BANDA ACEH – Putusan Mahkamah Konstitusi (MK) yang mengabulkan gugatan batas usia calon presiden dan calon wakil presiden (capres-cawapres) berusia paling rendah 40 tahun atau pernah/sedang menduduki kepala daerah menuai sorotan publik. Putusan itu menguji Pasal 169 huruf q Undang-Undang Nomor 7 Tahun 2017 tentang Pemilihan Umum.
Pengamat Politik Boedi Rheza menilai, proses pengambilan putusan MK sarat konflik kepentingan. Menurut Boedi, MK yang dipimpin oleh Anwar Usman, ipar dari Presiden Joko WIdodo telah memunculkan adanya dugaan nepotisme.
Spekulasi publik mengarah pada Wali Kota Surakarta Gibran Rakabuming Raka yang diisukan ingin jadi bakal cawapres.
“MK seharusnya hanya sebagai penguji apakah perkara mengenai peraturan perundang-undangan sesuai dengan Undang-Undang yang berlaku, bukan untuk memunculkan ketentuan baru,” kata Boedi kepada wartawan, Rabu (18/10).
Menurut Boedi, putusan ini sangat kental dengan aroma konflik kepentingan. Ia menyebut, Ketua MK Anwar Usman, yang merupakan bagian dari keluarga Presiden Jokowi tak bisa dipisahkan.
“Saya rasa, publik juga melihat hal ini dalam proses keputusan MK. Tidak lagi berdasar pada opini dari masing-masing hakim anggota, namun sangat kental atas kepentingan nepotisme demi kontestasi Politik tahun 2024,” ucap Boedi.
Ia juga menyoroti proses pengambilan keputusan MK yang mengabaikan dissenting opinion dari empat hakim MK, yang menolak permohonan tersebut diantaranya Wahiduddin Adams, Saldi Isra, Arief Hidayat dan Suhartoyo. Sementara dua hakim anggota yaitu Enny Nurbaningsih dan Daniel Yusmic P. Foech memiliki concurring opinion atau alasan berbeda mengenai amar putusan.
Menurut Hakim Enny Nurbaningsih, amar putusan seharusnya mensyaratkan usia paling rendah 40 tahun dan berpengalaman sebagai gubernur yang persyaratannya ditentukan oleh pembentuk undang-undang. Sementara menurut hakim konstitusi Daniel Yusmic P. Foekh, amar putusan seharusnya Berusia paling rendah 40 tahun atau berpengalaman sebagai kepala daerah tingkat provinsi.

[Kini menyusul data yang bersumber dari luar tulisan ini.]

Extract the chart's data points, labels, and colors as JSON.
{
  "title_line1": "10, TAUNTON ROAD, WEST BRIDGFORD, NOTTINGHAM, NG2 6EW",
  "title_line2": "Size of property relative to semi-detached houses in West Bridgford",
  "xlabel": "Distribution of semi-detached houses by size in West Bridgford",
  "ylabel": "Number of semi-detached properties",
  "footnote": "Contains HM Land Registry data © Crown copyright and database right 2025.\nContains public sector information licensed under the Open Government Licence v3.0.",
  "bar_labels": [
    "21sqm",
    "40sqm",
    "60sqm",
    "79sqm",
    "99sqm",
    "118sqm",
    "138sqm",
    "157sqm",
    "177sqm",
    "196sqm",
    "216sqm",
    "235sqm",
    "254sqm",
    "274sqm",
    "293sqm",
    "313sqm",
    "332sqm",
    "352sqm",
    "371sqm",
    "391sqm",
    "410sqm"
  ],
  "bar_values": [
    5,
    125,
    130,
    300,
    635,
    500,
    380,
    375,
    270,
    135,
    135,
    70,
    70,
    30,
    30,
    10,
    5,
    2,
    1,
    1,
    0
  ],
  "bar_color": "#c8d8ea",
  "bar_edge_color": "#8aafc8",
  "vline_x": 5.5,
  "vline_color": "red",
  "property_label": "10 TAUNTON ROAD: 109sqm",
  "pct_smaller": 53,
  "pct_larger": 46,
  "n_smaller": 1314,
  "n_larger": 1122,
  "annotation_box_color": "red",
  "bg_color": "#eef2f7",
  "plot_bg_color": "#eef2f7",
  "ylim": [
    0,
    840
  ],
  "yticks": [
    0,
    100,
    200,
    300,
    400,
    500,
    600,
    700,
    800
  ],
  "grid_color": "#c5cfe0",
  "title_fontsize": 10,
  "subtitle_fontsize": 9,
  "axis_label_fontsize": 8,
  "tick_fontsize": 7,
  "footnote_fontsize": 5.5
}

Hakim konstitusi Saldi Isra mengungkapkan bahwa putusan MK mengenai Batasan usia capres dan cawapres berubah saat Ketua MK, Anwar Usman terlibat. Saldi mengungkap, secara keseluruhan, terdapat belasan permohonan uji materi syarat usia capres-cawapres yang termaktub dalam Pasal 169 huruf q UU Pemilu.
Meskipun demikian terdapat lima perkara yang kemudian dilanjutkan. Tiga perkara yang diperiksa melalui sidang pleno untuk mendengarkan keterangan presiden, DPR, pihak terkait, dan ahli yaitu perkara nomor 29/PUU-XXI/2023, 51/PUU-XXI/2023, dan 55/PUU-XXI/2023.
Ketiga perkara ini kemudian dilanjutkan sampai pada Rapat Permusyawaratan Hakim (RPH). Hasil kesepakatan RPH terhadap tiga perkara tersebut adalah bahwa enam hakim konstitusi, MK sepakat menolak permohonan pemohon. Enam hakim juga tetap memosisikan Pasal 169 huruf q UU 7/2017 sebagai kebijakan hukum terbuka atau open legal policy pembentuk undang-undang. Pada RPH ini, Anwar Usman tidak terlibat.
Sementara dua perkara lagi yaitu perkara nomor 90/PUU-XXI/2023 dan nomor 91/PUU-XXI/2023 yang juga menyoal syarat usia capres-cawapres dalam Pasal 169 huruf q UU Pemilu, MK kemudian menggelar RPH, yang diikuti oleh Anwar Usman.
Keputusan RPH yang kedua berbeda dengan keputusan RPH yang pertama, membolehkan seseorang yang belum berusia 40 tahun mencalonkan diri sebagai presiden atau wakil presiden selama berpengalaman menjadi kepala daerah atau jabatan lain yang dipilih melalui pemilihan umum.
“Baru kali ini perbedaan putusan MK yang sangat jauh terhadap perkara yang sama,” pungkas Boedi.